If you grew up in Miami Beach prior to 1993, the floor above the neighborhood drug store on Fifth Street at Washington Avenue was a magical place.
For more than a quarter-century, aspiring boxers climbed two flights of creaky stairs to a cavernous, broiling-hot room to train, hoping they would emerge world champions.
Joe Louis. Carmen Basilio. Ezzard Charles. Willie Pep. Sugar Ray Robinson. Sonny Liston. Jake LaMotta. Sugar Ray Leonard. And the greatest, Muhammad Ali. All legendary names in boxing. And all of them used the 5th Street Gym to forge their careers. The gym was shuttered in 1992, and a wrecking ball destroyed the building one year later.

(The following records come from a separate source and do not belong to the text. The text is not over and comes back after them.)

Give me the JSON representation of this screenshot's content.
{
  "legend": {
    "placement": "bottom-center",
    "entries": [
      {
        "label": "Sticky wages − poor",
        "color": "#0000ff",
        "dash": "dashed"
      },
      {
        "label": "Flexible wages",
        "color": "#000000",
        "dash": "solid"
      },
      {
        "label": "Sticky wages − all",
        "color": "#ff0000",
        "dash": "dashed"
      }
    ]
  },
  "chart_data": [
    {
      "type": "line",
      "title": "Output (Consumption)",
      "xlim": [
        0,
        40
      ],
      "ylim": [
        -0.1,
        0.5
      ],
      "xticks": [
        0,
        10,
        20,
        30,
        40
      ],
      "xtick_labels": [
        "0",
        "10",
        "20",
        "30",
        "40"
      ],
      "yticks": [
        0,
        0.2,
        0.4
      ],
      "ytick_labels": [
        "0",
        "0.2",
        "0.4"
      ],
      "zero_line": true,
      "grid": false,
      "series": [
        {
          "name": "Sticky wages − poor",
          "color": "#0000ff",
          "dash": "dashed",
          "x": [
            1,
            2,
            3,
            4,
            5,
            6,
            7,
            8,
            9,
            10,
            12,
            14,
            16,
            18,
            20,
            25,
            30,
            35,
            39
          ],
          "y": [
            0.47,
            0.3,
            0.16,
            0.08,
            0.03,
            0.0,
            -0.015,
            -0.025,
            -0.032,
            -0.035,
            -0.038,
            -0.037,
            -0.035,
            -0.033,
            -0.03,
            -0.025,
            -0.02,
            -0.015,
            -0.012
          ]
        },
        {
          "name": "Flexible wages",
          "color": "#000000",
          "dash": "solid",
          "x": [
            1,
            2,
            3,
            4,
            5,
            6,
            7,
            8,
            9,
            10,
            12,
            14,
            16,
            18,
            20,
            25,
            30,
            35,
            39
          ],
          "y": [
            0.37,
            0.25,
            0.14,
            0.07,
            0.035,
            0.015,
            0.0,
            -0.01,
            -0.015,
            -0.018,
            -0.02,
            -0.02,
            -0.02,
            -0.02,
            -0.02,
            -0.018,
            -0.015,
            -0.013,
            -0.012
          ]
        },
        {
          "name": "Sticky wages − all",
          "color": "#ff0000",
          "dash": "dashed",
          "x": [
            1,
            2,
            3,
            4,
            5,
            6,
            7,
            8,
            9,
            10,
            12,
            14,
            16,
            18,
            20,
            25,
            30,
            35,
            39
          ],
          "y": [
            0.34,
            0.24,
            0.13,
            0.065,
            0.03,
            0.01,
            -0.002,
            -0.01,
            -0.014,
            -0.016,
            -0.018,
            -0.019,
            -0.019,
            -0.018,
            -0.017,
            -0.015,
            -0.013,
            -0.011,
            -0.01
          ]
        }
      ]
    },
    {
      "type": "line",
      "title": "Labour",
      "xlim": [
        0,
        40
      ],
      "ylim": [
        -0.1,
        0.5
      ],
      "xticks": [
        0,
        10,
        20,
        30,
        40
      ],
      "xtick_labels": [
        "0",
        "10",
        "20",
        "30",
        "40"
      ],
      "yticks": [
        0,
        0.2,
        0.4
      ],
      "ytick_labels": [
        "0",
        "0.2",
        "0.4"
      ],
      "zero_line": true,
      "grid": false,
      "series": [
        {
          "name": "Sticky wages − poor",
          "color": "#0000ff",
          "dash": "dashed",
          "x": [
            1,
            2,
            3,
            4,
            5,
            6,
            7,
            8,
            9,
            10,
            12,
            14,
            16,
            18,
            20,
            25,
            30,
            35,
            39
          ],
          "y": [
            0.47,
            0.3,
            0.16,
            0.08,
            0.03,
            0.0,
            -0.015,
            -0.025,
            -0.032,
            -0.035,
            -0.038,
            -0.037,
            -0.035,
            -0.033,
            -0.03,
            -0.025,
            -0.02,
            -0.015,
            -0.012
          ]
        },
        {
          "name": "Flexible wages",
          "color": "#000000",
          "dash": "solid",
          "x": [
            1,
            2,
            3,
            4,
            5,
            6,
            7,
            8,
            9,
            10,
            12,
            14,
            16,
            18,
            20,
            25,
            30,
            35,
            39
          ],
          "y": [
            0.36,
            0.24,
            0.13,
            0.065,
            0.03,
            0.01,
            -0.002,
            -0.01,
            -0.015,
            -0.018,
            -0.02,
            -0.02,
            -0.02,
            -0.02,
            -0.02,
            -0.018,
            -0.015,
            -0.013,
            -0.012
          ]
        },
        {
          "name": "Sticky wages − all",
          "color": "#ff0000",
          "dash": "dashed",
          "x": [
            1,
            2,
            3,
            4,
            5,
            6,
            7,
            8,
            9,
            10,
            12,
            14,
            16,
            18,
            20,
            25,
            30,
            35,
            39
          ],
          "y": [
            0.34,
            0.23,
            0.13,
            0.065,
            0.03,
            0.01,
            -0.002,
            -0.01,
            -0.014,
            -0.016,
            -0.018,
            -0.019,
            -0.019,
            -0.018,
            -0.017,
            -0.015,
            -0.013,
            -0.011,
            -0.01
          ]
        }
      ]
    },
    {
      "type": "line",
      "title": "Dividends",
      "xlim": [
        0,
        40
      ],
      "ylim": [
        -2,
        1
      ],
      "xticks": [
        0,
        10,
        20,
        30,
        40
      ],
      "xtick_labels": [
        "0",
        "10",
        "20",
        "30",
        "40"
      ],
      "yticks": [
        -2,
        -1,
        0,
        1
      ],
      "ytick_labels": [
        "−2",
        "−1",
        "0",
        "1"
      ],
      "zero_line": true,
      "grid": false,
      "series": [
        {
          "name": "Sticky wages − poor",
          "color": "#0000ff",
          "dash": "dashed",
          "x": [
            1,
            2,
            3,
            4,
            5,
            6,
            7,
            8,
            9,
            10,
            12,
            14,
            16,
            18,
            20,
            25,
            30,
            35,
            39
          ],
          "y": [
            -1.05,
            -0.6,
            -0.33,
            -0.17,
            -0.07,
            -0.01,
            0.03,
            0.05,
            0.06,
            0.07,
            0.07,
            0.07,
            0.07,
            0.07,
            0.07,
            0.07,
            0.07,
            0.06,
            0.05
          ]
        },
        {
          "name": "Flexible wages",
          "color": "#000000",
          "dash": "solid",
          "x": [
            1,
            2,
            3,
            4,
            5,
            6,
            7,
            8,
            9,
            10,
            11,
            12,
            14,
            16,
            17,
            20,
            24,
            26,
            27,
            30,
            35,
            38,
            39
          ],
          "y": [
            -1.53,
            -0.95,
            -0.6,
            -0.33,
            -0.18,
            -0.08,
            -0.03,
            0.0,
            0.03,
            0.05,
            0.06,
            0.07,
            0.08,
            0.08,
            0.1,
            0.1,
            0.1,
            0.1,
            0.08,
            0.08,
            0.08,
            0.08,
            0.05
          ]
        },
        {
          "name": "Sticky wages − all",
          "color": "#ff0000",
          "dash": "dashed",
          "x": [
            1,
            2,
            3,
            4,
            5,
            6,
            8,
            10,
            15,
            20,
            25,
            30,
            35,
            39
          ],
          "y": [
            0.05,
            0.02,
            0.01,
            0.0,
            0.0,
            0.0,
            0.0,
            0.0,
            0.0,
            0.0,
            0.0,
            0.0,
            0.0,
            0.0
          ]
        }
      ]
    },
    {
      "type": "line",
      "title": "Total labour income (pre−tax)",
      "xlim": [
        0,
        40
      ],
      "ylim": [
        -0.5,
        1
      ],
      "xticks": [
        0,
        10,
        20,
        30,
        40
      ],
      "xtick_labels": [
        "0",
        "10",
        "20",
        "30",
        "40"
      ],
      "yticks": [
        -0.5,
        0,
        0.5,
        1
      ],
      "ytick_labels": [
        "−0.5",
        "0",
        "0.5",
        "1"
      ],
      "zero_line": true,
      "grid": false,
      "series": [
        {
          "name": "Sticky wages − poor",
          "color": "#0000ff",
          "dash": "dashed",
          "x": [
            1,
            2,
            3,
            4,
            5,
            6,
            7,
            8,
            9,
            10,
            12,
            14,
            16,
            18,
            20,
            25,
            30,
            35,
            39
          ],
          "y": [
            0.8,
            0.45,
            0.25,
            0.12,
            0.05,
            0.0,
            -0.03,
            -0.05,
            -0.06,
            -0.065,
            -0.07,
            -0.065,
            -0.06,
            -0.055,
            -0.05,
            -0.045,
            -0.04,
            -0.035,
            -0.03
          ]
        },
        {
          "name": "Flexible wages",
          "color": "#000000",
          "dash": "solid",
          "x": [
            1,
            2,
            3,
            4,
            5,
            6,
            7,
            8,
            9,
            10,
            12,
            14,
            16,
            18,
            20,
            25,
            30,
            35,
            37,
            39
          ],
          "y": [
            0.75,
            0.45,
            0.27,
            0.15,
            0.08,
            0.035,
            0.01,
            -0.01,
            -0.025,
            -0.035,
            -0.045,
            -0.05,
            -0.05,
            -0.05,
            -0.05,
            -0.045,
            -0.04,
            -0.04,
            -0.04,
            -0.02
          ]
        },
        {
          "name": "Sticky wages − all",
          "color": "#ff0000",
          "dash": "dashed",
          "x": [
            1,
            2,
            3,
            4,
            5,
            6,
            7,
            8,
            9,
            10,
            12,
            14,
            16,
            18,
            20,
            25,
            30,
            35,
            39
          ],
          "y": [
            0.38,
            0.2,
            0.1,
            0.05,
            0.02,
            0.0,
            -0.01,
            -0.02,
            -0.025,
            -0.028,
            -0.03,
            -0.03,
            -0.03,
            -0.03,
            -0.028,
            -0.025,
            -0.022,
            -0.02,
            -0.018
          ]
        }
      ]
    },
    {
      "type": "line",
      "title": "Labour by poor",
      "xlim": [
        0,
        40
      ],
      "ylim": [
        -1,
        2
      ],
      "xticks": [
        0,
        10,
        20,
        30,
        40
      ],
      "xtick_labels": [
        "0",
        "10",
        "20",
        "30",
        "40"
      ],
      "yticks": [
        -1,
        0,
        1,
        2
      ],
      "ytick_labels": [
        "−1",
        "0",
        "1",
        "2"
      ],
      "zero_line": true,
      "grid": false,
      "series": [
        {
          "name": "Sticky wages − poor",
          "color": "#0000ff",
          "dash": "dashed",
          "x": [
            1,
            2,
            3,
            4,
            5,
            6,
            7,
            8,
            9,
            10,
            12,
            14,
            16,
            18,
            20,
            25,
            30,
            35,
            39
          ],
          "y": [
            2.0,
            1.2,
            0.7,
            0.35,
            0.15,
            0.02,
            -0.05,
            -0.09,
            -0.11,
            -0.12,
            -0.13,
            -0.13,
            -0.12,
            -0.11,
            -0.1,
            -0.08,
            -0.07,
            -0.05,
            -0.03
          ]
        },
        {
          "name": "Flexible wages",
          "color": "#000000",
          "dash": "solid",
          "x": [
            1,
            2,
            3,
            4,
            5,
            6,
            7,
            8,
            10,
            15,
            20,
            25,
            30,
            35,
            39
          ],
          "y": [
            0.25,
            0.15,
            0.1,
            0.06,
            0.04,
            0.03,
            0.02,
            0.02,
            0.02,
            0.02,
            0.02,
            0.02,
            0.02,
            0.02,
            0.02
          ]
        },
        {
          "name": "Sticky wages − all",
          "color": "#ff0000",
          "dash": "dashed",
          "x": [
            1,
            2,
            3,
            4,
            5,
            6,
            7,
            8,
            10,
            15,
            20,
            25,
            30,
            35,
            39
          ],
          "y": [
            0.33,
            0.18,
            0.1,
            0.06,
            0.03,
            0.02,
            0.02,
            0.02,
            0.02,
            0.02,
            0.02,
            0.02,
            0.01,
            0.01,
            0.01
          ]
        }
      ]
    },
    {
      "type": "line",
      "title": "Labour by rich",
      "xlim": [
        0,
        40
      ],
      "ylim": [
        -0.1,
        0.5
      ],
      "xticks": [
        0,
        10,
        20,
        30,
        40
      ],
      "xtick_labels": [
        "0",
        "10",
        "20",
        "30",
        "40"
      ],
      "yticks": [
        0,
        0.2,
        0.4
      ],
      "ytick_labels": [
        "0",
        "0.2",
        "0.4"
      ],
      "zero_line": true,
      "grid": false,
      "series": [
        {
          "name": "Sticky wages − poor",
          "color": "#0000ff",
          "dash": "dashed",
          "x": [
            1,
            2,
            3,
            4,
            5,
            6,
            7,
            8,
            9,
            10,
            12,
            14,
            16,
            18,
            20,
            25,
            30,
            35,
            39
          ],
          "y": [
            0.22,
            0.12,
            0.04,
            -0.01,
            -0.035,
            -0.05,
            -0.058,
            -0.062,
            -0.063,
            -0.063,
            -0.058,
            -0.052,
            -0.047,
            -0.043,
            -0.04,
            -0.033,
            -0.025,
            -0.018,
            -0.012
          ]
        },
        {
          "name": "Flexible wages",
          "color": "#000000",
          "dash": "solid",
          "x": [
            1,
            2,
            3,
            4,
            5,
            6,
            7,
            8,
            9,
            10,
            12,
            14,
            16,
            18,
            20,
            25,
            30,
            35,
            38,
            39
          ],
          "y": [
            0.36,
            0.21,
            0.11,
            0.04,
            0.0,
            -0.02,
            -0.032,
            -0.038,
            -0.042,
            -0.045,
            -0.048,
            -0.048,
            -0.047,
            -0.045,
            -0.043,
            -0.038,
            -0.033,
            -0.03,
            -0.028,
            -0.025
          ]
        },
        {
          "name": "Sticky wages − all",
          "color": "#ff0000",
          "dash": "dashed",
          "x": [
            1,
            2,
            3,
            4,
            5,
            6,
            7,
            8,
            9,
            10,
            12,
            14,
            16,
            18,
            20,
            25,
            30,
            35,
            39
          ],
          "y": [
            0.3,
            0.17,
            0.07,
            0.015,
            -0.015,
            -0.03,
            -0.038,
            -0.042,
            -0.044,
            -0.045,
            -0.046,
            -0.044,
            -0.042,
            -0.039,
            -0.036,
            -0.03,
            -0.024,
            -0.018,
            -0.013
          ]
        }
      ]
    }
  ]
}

Today, one of its regulars is immortalizing the gym in print.
Boxing icon Ferdie Pacheco, AKA the "Fight Doctor," is releasing his latest book, Tales From the 5th Street Gym, this week. "The happiest part of my life happened in that gym," the 83-year-old Cuban-American author attests. "I wanted to commemorate it."
Pacheco informs Banana Republican that the book is a memoir documenting the rise and fall of the 5th Street Gym, which opened in the 1950s when famous boxing promoter Chris Dundee and his trainer brother, Angelo, brought world championship boxing to Miami Beach. Shortly thereafter, the gym was christened the "University of Boxing."
In addition to Pacheco's prose, the book includes essays and contributions from other writers including Angelo Dundee, Miami Herald sports editor Edwin Pope, former Miami News editor Howard Kleinberg, and boxing commentator Bob Sheridan.
Pacheco will celebrate the launch of the book tomorrow from 6 to 8 p.m. at El Scorpion Mexican Kitchen & Tequila Bar at 433 Washington Ave. in Miami Beach.